Growing up in the Philippines, Almira Torralba Baker heard her late father, a high-powered bank executive at the time, tell countless stories about the brilliant attorneys who helped him make key business decisions.
“I was a daddy’s girl,” Baker says. “His stories stuck with me.”
Now general counsel at Roadmaster Group, an affiliated group of specialized transportation companies serving the high-security market, Baker leads an initiative to improve the company’s culture. As much as her father’s admiration for attorneys inspired her career choice, she also says she found inspiration in the fifteen years she lived in the Philippines before her family moved to New Jersey.
“Even though we had a nice life, there just weren’t the same opportunities you have here,” she says. “It gave me an appreciation for our justice system, for example, that’s easy for people to take for granted.”
In her current role as general counsel, Baker handles risk management, human resources and corporate governance for Roadmaster.
“Along with the executive team, Almira has led our company to phenomenal growth over the past eight years, increasing sales by over five times in that period,” notes Roadmaster CEO John C. Wilbur, Jr. “She has been instrumental in ensuring that the appropriate structure was in place to facilitate growth and views every decision we make from the perspective of how it will impact our staff and our culture.”
As the company grows, Baker continually works to shift the culture, making it more open and collaborative. “An HR strategy that works for a small company doesn’t necessarily work for a large company,” she notes. “When you have an empowered workforce that feels valued, you have less turnover and you’re able to deal with issues before they become bigger problems.”
The shift began in 2011, when Roadmaster officially formed as a means of merging several large transportation firms. “Before, people at the different companies didn’t necessarily feel they could raise their hand or ask questions,” Baker says. “When we combined the companies, we had to take into account the different culture that each company brought to the table. We spent a lot of time listening to people’s concerns and allowing them to buy into the decisions we were making for the company as a whole.”
Baker, a graduate of Wellesley College and Notre Dame Law School, believes even small shifts in culture can trickle down to every department within an organization. For instance, when the Roadmaster logo evolved to include “the right way,” she noticed a dramatic decrease in the number of complaints filed by former employees against the company.
Nevertheless, Roadmaster’s HR goals involve much grander plans than updating a logo.

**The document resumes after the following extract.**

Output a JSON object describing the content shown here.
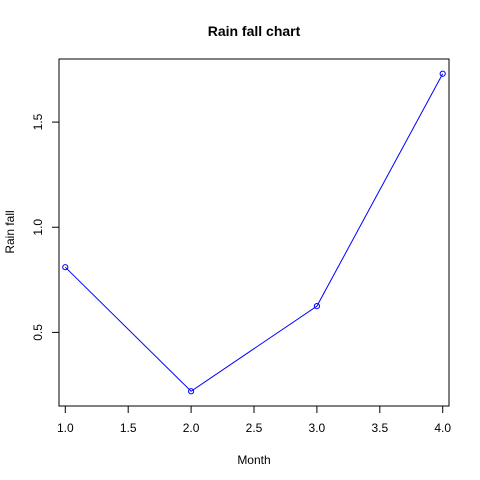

Just recently, the company instituted a bonus-incentive plan for all support-staff members that makes virtually all full-time employees eligible for a quarterly bonus, based on targets set by the company. This plan fosters an environment wherein all employees are moving in the same direction.
“We believe everyone is contributing to the company’s success, and this has been a huge boost for morale,” she says.
With Baker’s guidance, in 2012, Roadmaster also updated the payment model for the company’s drivers to a guaranteed salary. “Most of the industry pays drivers by the mile, which we didn’t feel aligns with our culture of safety,” Baker explains, noting that Roadmaster’s drivers are 36 percent female, compared to recent reports that the industry average for female drivers is below 7 percent. “We want drivers to feel we value their work. Since we changed the payment structure, many drivers have been able to buy homes because they have a steady, reliable income.”
Baker and her HR team will unveil new compliance software in spring 2019 that includes classes for professional development. “Some managers feel they currently don’t get much support on how to communicate with employees or how to steer employees toward reaching their potential,” Baker says. “This software will hopefully allow us to provide additional support.”
One of her many goals is also to normalize discomfort in the workplace, for she believes this is necessary for growth. “As a manager, you need to understand that giving feedback is a vulnerable situation for both the person receiving the feedback and the person giving it,” Baker says. “As in-house counsel, I’ve entrenched myself in the business. I never want to be a barrier, so I always take time to understand what my colleagues are trying to accomplish and provide advice on how they can reach their goals within legal parameters.”